Torniamo alla lettera Pascendi. Come definisce Pio X il modernismo? Lo definisce “LA SINTESI DI TUTTE LE ERESIE”. “Se qualcuno si fosse proposto di concentrare il succo, il sangue, di tutti gli errori che sono stati espressi fino ad ora sulla fede, non avrebbe potuto fare meglio di quello che hanno fatto i modernisti”. Quindi i modernisti all’interno della Chiesa seminano falsità sulla fede. Ma, che cos’è la fede? Paolo ci dice che “tutta la sapienza cristiana è racchiusa nella fede in Gesù Cristo! “Dominus Jesus”, ripeteranno il cardinale Ratzinger e papa Wojtyla. C’è solo la fede in Gesù Cristo, Nostro Signore, che ci salva, che ci porta la felicità. Nessun’altra fede! Però, in questo caso è la fede che è insidiata dai modernisti.

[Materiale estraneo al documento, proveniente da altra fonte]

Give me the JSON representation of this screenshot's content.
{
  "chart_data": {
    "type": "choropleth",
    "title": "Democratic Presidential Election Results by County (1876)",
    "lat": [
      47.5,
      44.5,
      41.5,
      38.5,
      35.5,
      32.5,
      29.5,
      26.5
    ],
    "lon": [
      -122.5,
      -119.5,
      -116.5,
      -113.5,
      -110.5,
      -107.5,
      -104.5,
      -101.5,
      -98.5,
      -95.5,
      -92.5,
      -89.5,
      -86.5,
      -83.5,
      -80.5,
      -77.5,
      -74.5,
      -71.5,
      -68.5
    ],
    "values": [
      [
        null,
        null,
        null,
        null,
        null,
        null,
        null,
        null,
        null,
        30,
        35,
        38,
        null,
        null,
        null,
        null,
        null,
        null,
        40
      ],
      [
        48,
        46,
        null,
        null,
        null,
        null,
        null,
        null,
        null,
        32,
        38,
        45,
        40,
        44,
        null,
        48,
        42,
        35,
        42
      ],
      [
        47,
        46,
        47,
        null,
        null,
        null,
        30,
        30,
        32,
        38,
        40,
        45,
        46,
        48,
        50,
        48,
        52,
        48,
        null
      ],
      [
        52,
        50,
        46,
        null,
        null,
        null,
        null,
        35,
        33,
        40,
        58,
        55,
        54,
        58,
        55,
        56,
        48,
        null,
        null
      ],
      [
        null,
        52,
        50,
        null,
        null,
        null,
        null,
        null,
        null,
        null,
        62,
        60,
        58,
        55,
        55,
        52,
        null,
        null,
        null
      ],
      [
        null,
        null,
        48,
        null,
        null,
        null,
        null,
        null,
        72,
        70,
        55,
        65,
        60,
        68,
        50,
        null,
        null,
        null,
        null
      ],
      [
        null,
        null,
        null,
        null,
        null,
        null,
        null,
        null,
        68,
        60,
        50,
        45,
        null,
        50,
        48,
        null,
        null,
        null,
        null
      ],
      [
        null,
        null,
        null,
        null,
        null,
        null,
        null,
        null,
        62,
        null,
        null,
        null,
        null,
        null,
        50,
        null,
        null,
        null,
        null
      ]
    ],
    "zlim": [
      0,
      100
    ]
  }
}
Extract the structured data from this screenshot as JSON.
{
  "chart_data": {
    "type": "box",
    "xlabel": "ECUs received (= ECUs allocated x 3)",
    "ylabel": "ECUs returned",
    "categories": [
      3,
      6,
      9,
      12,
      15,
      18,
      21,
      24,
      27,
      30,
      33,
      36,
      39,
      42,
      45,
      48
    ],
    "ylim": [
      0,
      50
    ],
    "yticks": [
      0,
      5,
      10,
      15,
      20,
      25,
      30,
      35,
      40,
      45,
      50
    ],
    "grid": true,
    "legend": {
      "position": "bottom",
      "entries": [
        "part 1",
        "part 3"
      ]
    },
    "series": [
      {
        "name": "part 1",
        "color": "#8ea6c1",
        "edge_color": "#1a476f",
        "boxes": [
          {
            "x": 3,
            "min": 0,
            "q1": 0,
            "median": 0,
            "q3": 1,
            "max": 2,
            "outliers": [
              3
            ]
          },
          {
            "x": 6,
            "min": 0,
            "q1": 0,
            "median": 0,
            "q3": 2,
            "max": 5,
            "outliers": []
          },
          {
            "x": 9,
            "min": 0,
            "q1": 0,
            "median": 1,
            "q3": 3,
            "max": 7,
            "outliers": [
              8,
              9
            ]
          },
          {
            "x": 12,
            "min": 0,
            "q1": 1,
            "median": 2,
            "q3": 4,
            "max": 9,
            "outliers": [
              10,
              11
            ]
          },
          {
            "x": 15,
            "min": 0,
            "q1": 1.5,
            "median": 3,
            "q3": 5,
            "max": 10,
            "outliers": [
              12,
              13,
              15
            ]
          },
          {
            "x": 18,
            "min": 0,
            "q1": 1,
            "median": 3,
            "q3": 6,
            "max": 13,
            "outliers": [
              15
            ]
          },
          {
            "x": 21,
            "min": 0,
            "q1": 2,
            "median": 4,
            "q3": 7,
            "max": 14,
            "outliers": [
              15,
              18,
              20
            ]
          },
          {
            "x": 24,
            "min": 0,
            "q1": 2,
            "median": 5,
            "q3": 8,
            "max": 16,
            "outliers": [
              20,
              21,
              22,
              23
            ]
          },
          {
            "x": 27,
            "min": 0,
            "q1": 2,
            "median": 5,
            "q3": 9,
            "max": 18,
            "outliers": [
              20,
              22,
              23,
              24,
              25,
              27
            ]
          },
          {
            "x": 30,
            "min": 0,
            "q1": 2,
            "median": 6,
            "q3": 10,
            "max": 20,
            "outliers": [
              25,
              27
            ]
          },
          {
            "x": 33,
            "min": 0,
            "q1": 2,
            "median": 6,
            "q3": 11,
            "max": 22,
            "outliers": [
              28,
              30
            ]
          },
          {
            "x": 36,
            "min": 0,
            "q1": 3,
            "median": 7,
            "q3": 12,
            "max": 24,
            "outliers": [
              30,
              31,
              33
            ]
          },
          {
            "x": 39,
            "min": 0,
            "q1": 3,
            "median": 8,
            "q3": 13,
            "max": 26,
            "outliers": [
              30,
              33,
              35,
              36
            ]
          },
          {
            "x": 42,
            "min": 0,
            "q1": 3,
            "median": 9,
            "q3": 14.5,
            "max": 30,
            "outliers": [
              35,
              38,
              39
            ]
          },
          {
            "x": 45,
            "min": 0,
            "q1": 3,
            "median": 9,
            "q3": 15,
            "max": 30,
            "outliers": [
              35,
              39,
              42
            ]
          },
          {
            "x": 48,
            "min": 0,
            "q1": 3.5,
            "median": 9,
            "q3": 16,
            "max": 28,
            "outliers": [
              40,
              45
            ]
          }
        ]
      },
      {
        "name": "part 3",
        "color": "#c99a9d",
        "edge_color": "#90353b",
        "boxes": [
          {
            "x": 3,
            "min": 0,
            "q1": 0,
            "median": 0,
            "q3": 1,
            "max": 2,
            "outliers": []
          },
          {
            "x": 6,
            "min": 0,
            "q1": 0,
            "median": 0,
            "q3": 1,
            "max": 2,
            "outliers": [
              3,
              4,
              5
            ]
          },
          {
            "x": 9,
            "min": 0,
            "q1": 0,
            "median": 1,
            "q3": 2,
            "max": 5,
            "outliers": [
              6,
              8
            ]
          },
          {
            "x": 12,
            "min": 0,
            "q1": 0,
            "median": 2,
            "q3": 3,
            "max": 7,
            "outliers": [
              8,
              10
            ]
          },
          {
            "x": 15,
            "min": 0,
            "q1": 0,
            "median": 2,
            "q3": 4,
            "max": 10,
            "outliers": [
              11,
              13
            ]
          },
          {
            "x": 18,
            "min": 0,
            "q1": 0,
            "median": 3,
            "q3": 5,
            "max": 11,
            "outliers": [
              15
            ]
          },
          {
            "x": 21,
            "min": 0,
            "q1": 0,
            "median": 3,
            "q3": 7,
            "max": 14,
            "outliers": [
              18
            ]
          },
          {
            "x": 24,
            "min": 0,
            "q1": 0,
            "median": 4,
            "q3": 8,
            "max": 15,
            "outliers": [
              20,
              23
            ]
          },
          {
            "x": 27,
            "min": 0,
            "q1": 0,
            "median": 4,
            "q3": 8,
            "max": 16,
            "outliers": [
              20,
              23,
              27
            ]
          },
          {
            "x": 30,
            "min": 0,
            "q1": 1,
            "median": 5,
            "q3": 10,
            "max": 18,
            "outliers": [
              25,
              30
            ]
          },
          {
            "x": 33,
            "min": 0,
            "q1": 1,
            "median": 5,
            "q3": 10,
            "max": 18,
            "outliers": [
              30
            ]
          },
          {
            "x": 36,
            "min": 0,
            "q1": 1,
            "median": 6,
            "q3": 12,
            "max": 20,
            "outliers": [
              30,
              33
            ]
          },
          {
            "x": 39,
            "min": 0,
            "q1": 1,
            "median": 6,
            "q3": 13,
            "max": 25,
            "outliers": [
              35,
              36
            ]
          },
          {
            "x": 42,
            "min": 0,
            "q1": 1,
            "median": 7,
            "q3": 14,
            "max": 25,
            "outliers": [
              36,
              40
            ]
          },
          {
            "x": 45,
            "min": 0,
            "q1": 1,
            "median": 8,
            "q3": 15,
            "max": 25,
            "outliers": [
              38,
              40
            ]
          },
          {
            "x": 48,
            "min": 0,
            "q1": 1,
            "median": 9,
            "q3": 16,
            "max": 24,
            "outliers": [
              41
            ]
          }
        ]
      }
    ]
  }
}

Continua Pio X: “I seminatori di errori non si trovano più solo fra i nemici dichiarati, ma, fatto che causa grandissima pena e moltissimo timore, si celano nel seno stesso della Chiesa. e sono tanto più pericolosi, quanto più sono nascosti!”. Certo, perché se io vedo uno che mi viene contro con un fucile e io so che è un mio nemico, capisco che mi vuole morto. Se avessi anch’io un fucile, magari gli sparo io per prima. In ogni caso so che quello mi vuole morto. Invece questi modernisti, innanzitutto, chi sono? Sono preti, sono vescovi, sono intellettuali, sono giornalisti, sono scrittori che – si dice – fanno parte dell’élite religiosa e culturale dell’epoca. Quindi, sono persone a cui normalmente il popolo presta fede. E certo, perché dovrei sospettare del parroco della mia parrocchia? O del rettore di quel seminario? Perché dovrei sospettare? Pio X dice: “Perché sono modernisti”. Perché tanti dissimulano la loro natura di nemici di Cristo e della Chiesa dal suo interno.

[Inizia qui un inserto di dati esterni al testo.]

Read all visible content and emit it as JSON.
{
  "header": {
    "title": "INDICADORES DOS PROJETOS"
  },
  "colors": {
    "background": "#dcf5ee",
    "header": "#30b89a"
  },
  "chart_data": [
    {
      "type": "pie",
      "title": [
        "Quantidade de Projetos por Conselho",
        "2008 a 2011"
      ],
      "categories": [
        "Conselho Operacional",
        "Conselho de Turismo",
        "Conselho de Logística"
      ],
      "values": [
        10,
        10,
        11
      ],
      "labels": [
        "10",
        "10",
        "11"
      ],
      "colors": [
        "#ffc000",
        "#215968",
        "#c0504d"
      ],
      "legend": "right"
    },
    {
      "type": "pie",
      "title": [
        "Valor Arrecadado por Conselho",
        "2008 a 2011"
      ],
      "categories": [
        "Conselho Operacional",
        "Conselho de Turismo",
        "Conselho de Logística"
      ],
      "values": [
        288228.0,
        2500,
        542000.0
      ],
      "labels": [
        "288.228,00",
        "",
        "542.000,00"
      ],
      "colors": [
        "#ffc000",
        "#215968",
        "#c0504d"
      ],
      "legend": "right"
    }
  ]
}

Vediamo ora come continua il ragionamento di Pio X: “I modernisti non macchinano i loro progetti distruttivi al di fuori di essa, ma al suo interno. di conseguenza, il pericolo si annida nelle stesse vene e e nelle viscere di essa, causandole un danno ancor più grave, perché essi la conoscono meglio”. E certo! Sono persone di chiesa. sono preti, sono intellettuali, sono persone – lo diceva prima padre Livio –, che sono appoggiate da tutta la stampa, da tutti i maggiori quotidiani nazionali e internazionali, che sono a favore di questi esponenti del modernismo. Prima non si chiamavano così, ma è con San Pio Decimo che vengono chiamati modernisti. Antonio Fogazzaro è uno di questi.

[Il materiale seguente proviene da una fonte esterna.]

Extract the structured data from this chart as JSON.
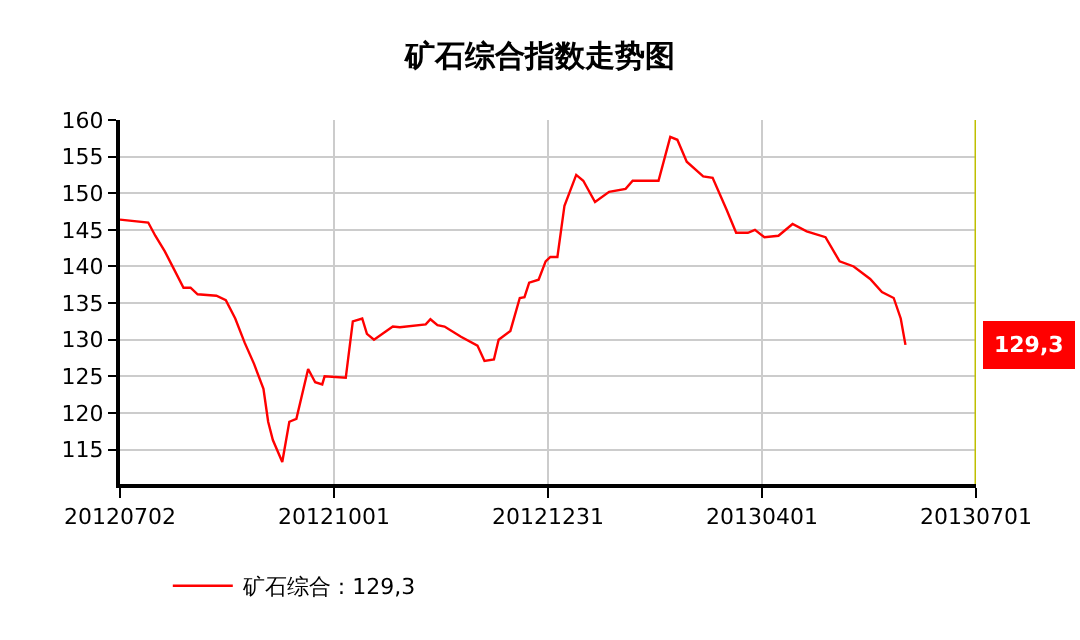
{
  "chart_data": {
    "type": "line",
    "title": "矿石综合指数走势图",
    "x": [
      "2012-07-02",
      "2012-07-14",
      "2012-07-17",
      "2012-07-21",
      "2012-07-25",
      "2012-07-29",
      "2012-08-01",
      "2012-08-04",
      "2012-08-12",
      "2012-08-16",
      "2012-08-20",
      "2012-08-24",
      "2012-08-28",
      "2012-09-01",
      "2012-09-03",
      "2012-09-05",
      "2012-09-09",
      "2012-09-12",
      "2012-09-15",
      "2012-09-20",
      "2012-09-23",
      "2012-09-26",
      "2012-09-27",
      "2012-10-06",
      "2012-10-09",
      "2012-10-13",
      "2012-10-15",
      "2012-10-18",
      "2012-10-26",
      "2012-10-29",
      "2012-11-09",
      "2012-11-11",
      "2012-11-14",
      "2012-11-17",
      "2012-11-24",
      "2012-12-01",
      "2012-12-04",
      "2012-12-08",
      "2012-12-10",
      "2012-12-15",
      "2012-12-19",
      "2012-12-21",
      "2012-12-23",
      "2012-12-27",
      "2012-12-30",
      "2013-01-01",
      "2013-01-04",
      "2013-01-07",
      "2013-01-12",
      "2013-01-15",
      "2013-01-20",
      "2013-01-26",
      "2013-02-02",
      "2013-02-05",
      "2013-02-16",
      "2013-02-21",
      "2013-02-24",
      "2013-02-28",
      "2013-03-07",
      "2013-03-11",
      "2013-03-17",
      "2013-03-21",
      "2013-03-26",
      "2013-03-29",
      "2013-04-02",
      "2013-04-08",
      "2013-04-14",
      "2013-04-20",
      "2013-04-28",
      "2013-05-04",
      "2013-05-10",
      "2013-05-17",
      "2013-05-22",
      "2013-05-27",
      "2013-05-30",
      "2013-06-01"
    ],
    "series": [
      {
        "name": "矿石综合 : 129,3",
        "color": "#ff0000",
        "values": [
          146.4,
          146.0,
          144.2,
          142.1,
          139.6,
          137.1,
          137.1,
          136.2,
          136.0,
          135.4,
          132.9,
          129.6,
          126.7,
          123.3,
          118.8,
          116.3,
          113.3,
          118.8,
          119.2,
          126.0,
          124.2,
          123.9,
          125.0,
          124.8,
          132.5,
          132.9,
          130.8,
          130.0,
          131.8,
          131.7,
          132.1,
          132.8,
          132.0,
          131.8,
          130.4,
          129.2,
          127.1,
          127.3,
          130.0,
          131.2,
          135.7,
          135.8,
          137.8,
          138.2,
          140.7,
          141.3,
          141.3,
          148.3,
          152.5,
          151.7,
          148.8,
          150.2,
          150.6,
          151.7,
          151.7,
          157.7,
          157.3,
          154.3,
          152.3,
          152.1,
          147.7,
          144.6,
          144.6,
          145.0,
          144.0,
          144.2,
          145.8,
          144.8,
          144.0,
          140.7,
          140.0,
          138.3,
          136.5,
          135.7,
          132.9,
          129.3
        ]
      }
    ],
    "xlim": [
      "2012-07-02",
      "2013-07-01"
    ],
    "xticks": [
      {
        "value": "2012-07-02",
        "label": "20120702"
      },
      {
        "value": "2012-10-01",
        "label": "20121001"
      },
      {
        "value": "2012-12-31",
        "label": "20121231"
      },
      {
        "value": "2013-04-01",
        "label": "20130401"
      },
      {
        "value": "2013-07-01",
        "label": "20130701"
      }
    ],
    "ylim": [
      110.3,
      160
    ],
    "yticks": [
      115,
      120,
      125,
      130,
      135,
      140,
      145,
      150,
      155,
      160
    ],
    "grid": true,
    "legend": "bottom left",
    "annotations": [
      {
        "text": "129,3",
        "x": "2013-07-01",
        "y": 129.3
      }
    ],
    "ref_lines": [
      {
        "axis": "x",
        "value": "2013-07-01",
        "color": "#bfbf00"
      }
    ]
  }
}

Allora, contro questa grande persecuzione che Satana suscita all’interno della Chiesa, Pio X indica alcuni rimedi, invitando, per esempio a controllare la stampa e i libri. Controllare, avere lo spirito critico! Questa è una cosa che vale sempre. Perché molti, quasi tutti sono tentati di dire: “Beh, è scritto dal tale personaggio; è scritto nel tal libro; l’ha detto la televisione, eccetera. E allora, cosa vuol dire?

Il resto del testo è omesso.